The city of Knoxville, Tennessee, shut down large portions of its computer network on Thursday after being hit overnight by a ransomware attack, it was widely reported on Thursday.
The attack was first noticed by members of the Knoxville Fire Department around 4:30am Thursday, the Knoxville News Sentinel reported. Shortly after that, Knoxville’s Chief Operations Officer David Brace sent employees an email notifying them of the breach.
“Please be advised that our network has been attacked with ransomware,” he wrote. “Information Systems is currently following recommend[ed] protocols. This includes shutting down servers, our internet connections and PC’s. Please do not log in to the network or use computer applications at this time.”
Earlier in the day, the city’s website was unreachable. By evening, access to the site was restored after city employees moved it from its normal domain—www.knoxvilletn.gov—to the ad hoc one cityofknoxville.hosted.civiclive.com. Officials said the fire and police departments were operating as normal, although police were no longer responding to minor traffic accident reports.
Brace said that city servers were hit but that city IT officials believe the threat has been isolated. He said that no backup servers were affected and that much of the city’s work flows could be re-routed through them. The county of Knoxville, meanwhile, said on Twitter that it had no evidence its systems were affected.

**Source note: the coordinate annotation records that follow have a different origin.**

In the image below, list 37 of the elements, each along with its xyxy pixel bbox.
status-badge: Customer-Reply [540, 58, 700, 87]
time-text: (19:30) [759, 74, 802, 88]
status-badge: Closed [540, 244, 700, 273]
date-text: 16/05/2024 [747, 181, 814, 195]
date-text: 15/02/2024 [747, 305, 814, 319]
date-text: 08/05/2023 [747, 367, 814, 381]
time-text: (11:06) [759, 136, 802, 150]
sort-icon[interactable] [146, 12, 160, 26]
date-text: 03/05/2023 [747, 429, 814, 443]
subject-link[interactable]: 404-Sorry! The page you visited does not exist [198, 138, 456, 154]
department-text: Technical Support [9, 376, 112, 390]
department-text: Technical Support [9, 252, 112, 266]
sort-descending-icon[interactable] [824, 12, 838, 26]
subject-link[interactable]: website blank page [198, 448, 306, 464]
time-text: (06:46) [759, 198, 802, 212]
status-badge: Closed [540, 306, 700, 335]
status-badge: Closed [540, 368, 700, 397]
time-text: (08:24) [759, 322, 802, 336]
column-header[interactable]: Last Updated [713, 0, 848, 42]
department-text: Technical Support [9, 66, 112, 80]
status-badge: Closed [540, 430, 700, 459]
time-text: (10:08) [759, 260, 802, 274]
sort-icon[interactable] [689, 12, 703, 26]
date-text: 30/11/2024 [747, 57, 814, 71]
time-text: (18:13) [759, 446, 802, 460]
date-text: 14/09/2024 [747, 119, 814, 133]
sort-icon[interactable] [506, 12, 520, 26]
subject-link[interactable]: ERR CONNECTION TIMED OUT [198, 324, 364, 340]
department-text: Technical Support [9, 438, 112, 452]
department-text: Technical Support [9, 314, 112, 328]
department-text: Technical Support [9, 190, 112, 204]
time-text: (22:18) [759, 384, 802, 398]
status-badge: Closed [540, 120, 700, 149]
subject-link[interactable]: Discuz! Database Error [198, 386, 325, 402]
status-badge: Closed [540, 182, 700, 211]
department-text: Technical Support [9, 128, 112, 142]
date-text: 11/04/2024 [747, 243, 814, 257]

Knoxville finds itself in the company of a growing list of municipalities that have been hit by the scourge of ransomware. Two of the better known incidents of ransomware infecting cities happened in 2018 in Atlanta and Baltimore, resulting in costs of $7 million and $18 million respectively.
Knoxville is the 51st US state or municipal entity to be affected by ransomware this year, Brett Callow, a researcher at security firm Emsisoft, told Ars. In 2019, his firm tracked 113 state and municipal governments agencies that were infected by ransomware. There’s not enough information yet to determine which of the many ransomware strains was used in the attack against Knoxville.
Brace, the Knoxville COO, said there was no evidence that financial or personally identifiable information had been accessed. Coming at such an early stage in the investigation, the statement means little. In recent months, ransomware groups have begun publicly auctioning off sensitive data accessed on compromised machines when victims are reticent to pay the ransoms. It’s a fair bet that any Knoxville data that was encrypted was also downloaded and can now be used in whatever way attackers choose.